Let’s Spend The Night Together

In another, more sensible world, Let’s Spend The Night Together might have been the last we saw of The Rolling Stones. A 1983 document of the band’s 1981 tour, capturing two stops—one at a stadium in Tempe, Arizona, the other at an arena in East Rutherford, New Jersey—it doesn’t capture the band at its peak. But think of the indignities a tasteful dissolution in the early ’80s might have spared everyone: Mick Jagger and Keith Richards endlessly bitching at each other in the press, the need to refer to any halfway decent Stones album as a “return to form,” the cover of Dirty Work. Besides, it was clearly time to bow out. The group had recently released the thoroughly enjoyable Tattoo You, but had to comb through nearly a decade of outtakes to put it together. And Jagger had only just started to get an I’d-rather-be-anywhere-but-here look in his eye.
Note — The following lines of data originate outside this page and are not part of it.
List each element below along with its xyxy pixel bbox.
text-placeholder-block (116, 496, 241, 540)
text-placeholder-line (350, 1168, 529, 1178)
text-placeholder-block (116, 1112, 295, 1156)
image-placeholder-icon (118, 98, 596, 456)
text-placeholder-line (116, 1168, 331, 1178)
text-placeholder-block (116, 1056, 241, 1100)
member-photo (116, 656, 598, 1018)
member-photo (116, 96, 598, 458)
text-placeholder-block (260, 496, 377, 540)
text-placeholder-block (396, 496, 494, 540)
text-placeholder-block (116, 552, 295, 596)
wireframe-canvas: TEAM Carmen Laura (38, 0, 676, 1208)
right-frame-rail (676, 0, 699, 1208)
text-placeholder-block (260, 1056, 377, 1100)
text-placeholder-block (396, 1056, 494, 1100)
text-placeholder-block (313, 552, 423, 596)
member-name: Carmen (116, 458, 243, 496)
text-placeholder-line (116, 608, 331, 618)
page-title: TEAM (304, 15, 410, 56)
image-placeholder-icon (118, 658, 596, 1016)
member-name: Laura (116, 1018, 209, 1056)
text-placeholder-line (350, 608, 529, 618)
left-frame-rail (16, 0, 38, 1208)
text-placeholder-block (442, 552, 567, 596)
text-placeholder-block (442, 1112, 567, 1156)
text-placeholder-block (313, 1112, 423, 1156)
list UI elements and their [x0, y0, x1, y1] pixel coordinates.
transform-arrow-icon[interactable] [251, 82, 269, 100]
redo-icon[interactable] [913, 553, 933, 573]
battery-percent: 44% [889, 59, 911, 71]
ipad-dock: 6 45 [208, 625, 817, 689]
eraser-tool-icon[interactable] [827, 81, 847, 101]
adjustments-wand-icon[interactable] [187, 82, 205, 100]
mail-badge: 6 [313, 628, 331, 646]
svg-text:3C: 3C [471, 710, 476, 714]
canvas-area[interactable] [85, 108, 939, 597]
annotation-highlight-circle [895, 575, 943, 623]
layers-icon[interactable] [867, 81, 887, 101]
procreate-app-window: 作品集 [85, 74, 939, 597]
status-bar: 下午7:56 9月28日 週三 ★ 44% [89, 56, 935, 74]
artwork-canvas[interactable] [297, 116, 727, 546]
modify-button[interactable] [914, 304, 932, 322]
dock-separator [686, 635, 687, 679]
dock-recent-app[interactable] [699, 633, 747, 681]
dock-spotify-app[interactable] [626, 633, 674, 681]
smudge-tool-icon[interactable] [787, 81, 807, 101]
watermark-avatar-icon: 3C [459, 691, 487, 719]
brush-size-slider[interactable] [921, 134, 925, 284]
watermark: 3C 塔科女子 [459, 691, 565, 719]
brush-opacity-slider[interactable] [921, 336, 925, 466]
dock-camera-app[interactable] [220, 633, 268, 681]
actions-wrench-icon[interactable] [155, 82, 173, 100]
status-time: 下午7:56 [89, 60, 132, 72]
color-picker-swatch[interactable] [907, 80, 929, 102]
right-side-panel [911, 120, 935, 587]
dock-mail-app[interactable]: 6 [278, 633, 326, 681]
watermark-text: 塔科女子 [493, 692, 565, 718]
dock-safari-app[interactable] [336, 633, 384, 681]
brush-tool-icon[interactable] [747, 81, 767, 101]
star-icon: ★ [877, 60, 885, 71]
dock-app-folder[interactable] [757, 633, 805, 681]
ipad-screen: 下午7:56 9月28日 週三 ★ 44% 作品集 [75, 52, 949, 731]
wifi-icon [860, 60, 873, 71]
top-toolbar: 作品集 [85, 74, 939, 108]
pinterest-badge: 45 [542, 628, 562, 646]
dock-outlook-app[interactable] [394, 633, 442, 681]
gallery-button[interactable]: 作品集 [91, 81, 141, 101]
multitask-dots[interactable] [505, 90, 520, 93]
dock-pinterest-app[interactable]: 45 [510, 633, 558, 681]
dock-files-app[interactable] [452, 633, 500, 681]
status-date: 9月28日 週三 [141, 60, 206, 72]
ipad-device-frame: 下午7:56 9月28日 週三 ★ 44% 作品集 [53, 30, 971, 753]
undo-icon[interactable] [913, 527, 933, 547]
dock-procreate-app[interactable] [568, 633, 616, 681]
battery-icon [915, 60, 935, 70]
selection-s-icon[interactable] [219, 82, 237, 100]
Even so, Let’s Spend The Night Together would not have provided the most dignified exit for reasons that start with Jagger’s ready-for-the-’80s stage gear, which in Tempe includes tights, kneepads, a puffy teal jacket, and a hot pink tank top. (In New Jersey, he opted for a slightly more dignified football-jersey-and-gypsy-scarves combo.) Where he used to radiate effortless magnetism, he now looks kind of desperate strutting around while the band grinds on behind him. And apart from a few moments, the performance does seem like punch-clock work. How could it be otherwise when they’re forced to perform beneath a scoreboard that blinks “The Rolling Stones” and then Jagger’s name and nobody else’s, an “accident” that enraged Richards enough that he mentioned it almost 30 years later in his 2010 memoir?

The great Hal Ashby (Harold And Maude, Being There) directs, but doesn’t make his presence felt too often. In the midst of the personal and professional problems that plagued him after his '70s heyday, Ashby mostly finds a few angles, hopes for the best, then edits it together with all the artfulness of a televised sports broadcast. (Which is particularly distressing, given that he made his name as the best editor in Hollywood.) When he breaks from the performance, it’s even worse: Why cut mid-song to pre-show footage of Ron Wood having his makeup applied? If nothing else, it shows why Stop Making Sense felt like such a breakthrough the following year.

Still, there’s some majesty and accidental foreshadowing to the Tempe scenes, shot as day becomes dusk. The sun sets. The band plays on. They aren’t what they used to be, but it’s comforting to know they’re still around, making noise until the darkness swallows them.

Key features: (The disc can’t get) no special features.